Crown Prosecution Service lawyers must return to the Old Bailey on Thursday to set out their position.
The judge's call comes after a Supreme Court ruling on protest rights.
Robert MacQueen, 65, from Haslemere, Surrey, was convicted of blocking the road in Whitehall in October 2019, during a London-wide Extinction Rebellion protests targeting government buildings.
But on Wednesday Judge Mark Dennis QC overturned the conviction after the Crown Prosecution Service offered no evidence to counter the appeal.
The day before, the judge quashed the conviction of Emma-Rose Goodwin, 47, from Exeter.
Prosecutors had offered no evidence in court after it emerged that the arresting officer - the key witness - was in Romania.
A third appeal has been adjourned and seven more cases are due to go before the judge.
Quashing Mr MacQueen's conviction, Judge Dennis said there seemed to be a "fundamental problem" with the cases.
He asked prosecutors to review all the remaining cases where a protester argued they had "lawful excuse" to occupy a road.

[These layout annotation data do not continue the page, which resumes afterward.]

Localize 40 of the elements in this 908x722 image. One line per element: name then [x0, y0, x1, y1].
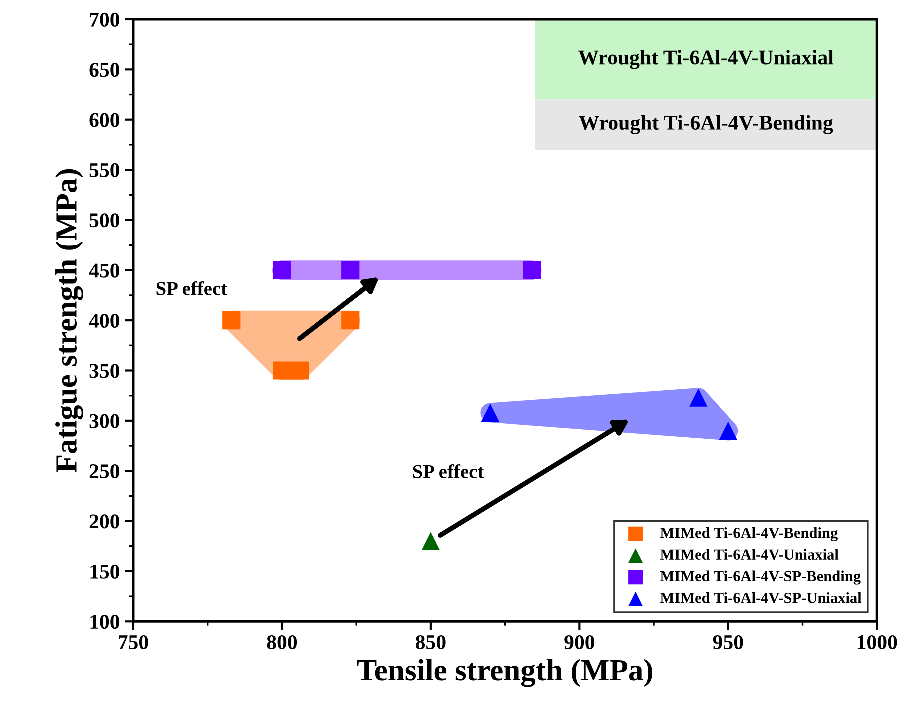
y-tick-label: 200	[90, 514, 120, 529]
band-label: Wrought Ti-6Al-4V-Uniaxial	[578, 50, 834, 70]
x-tick-label: 850	[416, 635, 446, 650]
point	[523, 261, 542, 280]
point	[222, 312, 241, 330]
x-axis-title: Tensile strength (MPa)	[357, 659, 652, 688]
point	[291, 362, 310, 380]
x-tick-label: 1000	[858, 635, 898, 650]
point	[690, 388, 708, 407]
x-tick-label: 750	[119, 635, 148, 650]
y-tick-label: 150	[90, 564, 120, 579]
point	[273, 362, 292, 380]
legend-label: MIMed Ti-6Al-4V-SP-Uniaxial	[660, 592, 862, 604]
annotation: SP effect	[413, 464, 484, 478]
x-tick-label: 900	[564, 635, 594, 650]
y-tick-label: 300	[90, 414, 120, 428]
y-tick-label: 500	[90, 214, 120, 228]
legend-label: MIMed Ti-6Al-4V-Uniaxial	[660, 549, 839, 560]
band-label: Wrought Ti-6Al-4V-Bending	[579, 115, 834, 134]
x-tick-label: 800	[267, 635, 298, 650]
point	[273, 261, 292, 280]
point	[719, 422, 738, 440]
y-tick-label: 350	[90, 364, 120, 378]
y-tick-label: 700	[90, 12, 120, 27]
point	[481, 404, 500, 422]
y-axis-title: Fatigue strength (MPa)	[56, 169, 84, 473]
y-tick-label: 100	[90, 615, 120, 630]
point	[422, 532, 440, 550]
point	[342, 261, 360, 280]
y-tick-label: 400	[89, 314, 120, 328]
point	[342, 312, 360, 330]
y-tick-label: 550	[90, 163, 120, 178]
legend-label: MIMed Ti-6Al-4V-SP-Bending	[660, 570, 861, 585]
y-tick-label: 600	[90, 113, 120, 128]
y-tick-label: 450	[89, 264, 120, 278]
y-tick-label: 650	[90, 63, 120, 78]
x-tick-label: 950	[713, 635, 744, 650]
annotation: SP effect	[156, 281, 228, 296]
legend-label: MIMed Ti-6Al-4V-Bending	[660, 528, 838, 542]
y-tick-label: 250	[90, 464, 120, 479]
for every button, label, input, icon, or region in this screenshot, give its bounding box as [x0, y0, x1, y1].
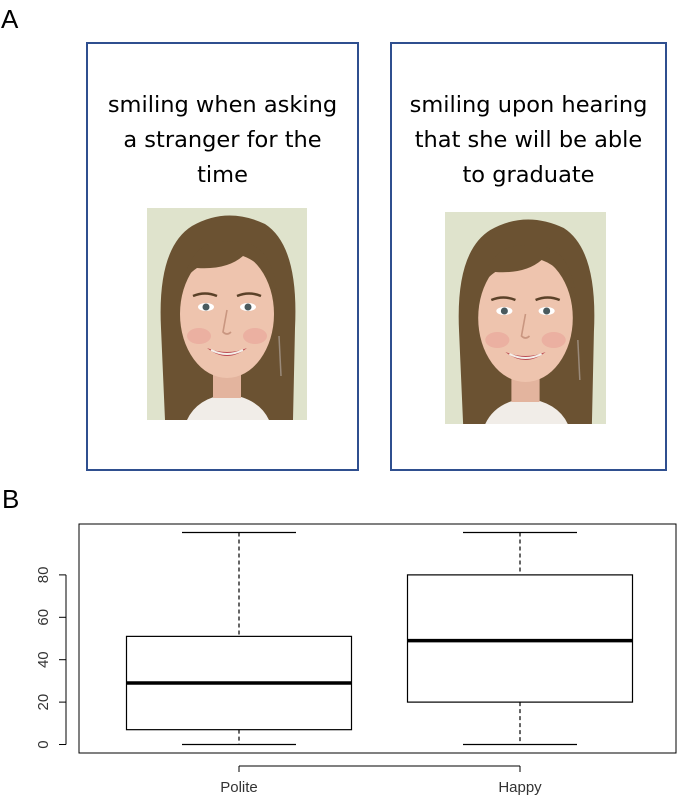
y-tick-label: 0 — [35, 740, 52, 748]
y-tick-label: 40 — [35, 651, 52, 668]
x-tick-label: Polite — [220, 779, 258, 796]
stimulus-caption: smiling upon hearing that she will be ab… — [392, 88, 665, 193]
x-tick-label: Happy — [498, 779, 542, 796]
y-tick-label: 60 — [35, 609, 52, 626]
caption-line: smiling when asking — [107, 92, 338, 118]
smiling-woman-face-photo — [147, 208, 307, 420]
box-happy — [406, 574, 634, 703]
stimulus-card-happy: smiling upon hearing that she will be ab… — [390, 42, 667, 471]
plot-frame — [78, 523, 677, 754]
boxplot-chart: 0 20 40 60 80 Polite Happy — [35, 523, 677, 796]
stimulus-card-polite: smiling when asking a stranger for the t… — [86, 42, 359, 471]
caption-line: smiling upon hearing — [409, 92, 648, 118]
smiling-woman-face-photo — [445, 212, 606, 424]
panel-label-a: A — [1, 4, 19, 34]
y-tick-label: 20 — [35, 694, 52, 711]
caption-line: a stranger for the — [123, 127, 322, 153]
caption-line: to graduate — [462, 162, 595, 188]
caption-line: that she will be able — [414, 127, 643, 153]
panel-label-b: B — [2, 484, 20, 514]
y-tick-label: 80 — [35, 567, 52, 584]
stimulus-caption: smiling when asking a stranger for the t… — [88, 88, 357, 193]
caption-line: time — [197, 162, 248, 188]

He said that prosecutors seemed to be arguing that a protester could not lawfully lie down in the road in any circumstances - and they had not "grasped" the importance of a recent Supreme Court ruling.
In that judgement, the UK's highest court ruled that demonstrators who had blocked a road at a military arms show should not have been convicted of obstruction because their right to temporarily and peacefully protest should have been taken into account.
Judge Dennis said that given the importance of that ruling, prosecutors needed to clarify where they stood on the eight cases still to be heard this week and next.
In July, another XR defendant was the first to benefit from the Supreme Court's ruling when he was found not guilty of blocking a road during a September 2020 protest.
City of London Magistrates' Court acquitted Ben Benatt, an environmental scientist, saying that it was not proportionate to give him a criminal record given his right to peacefully demonstrate, the limited nature of the disruption he caused and his genuinely-held beliefs.
The tactics used by XR followers of unpredictable and uncoordinated road occupations have heavily influenced the government's current proposals to redraw protest laws.
Ministers want to make it easier for the police to intervene and break up a static demonstration where it causes a public nuisance.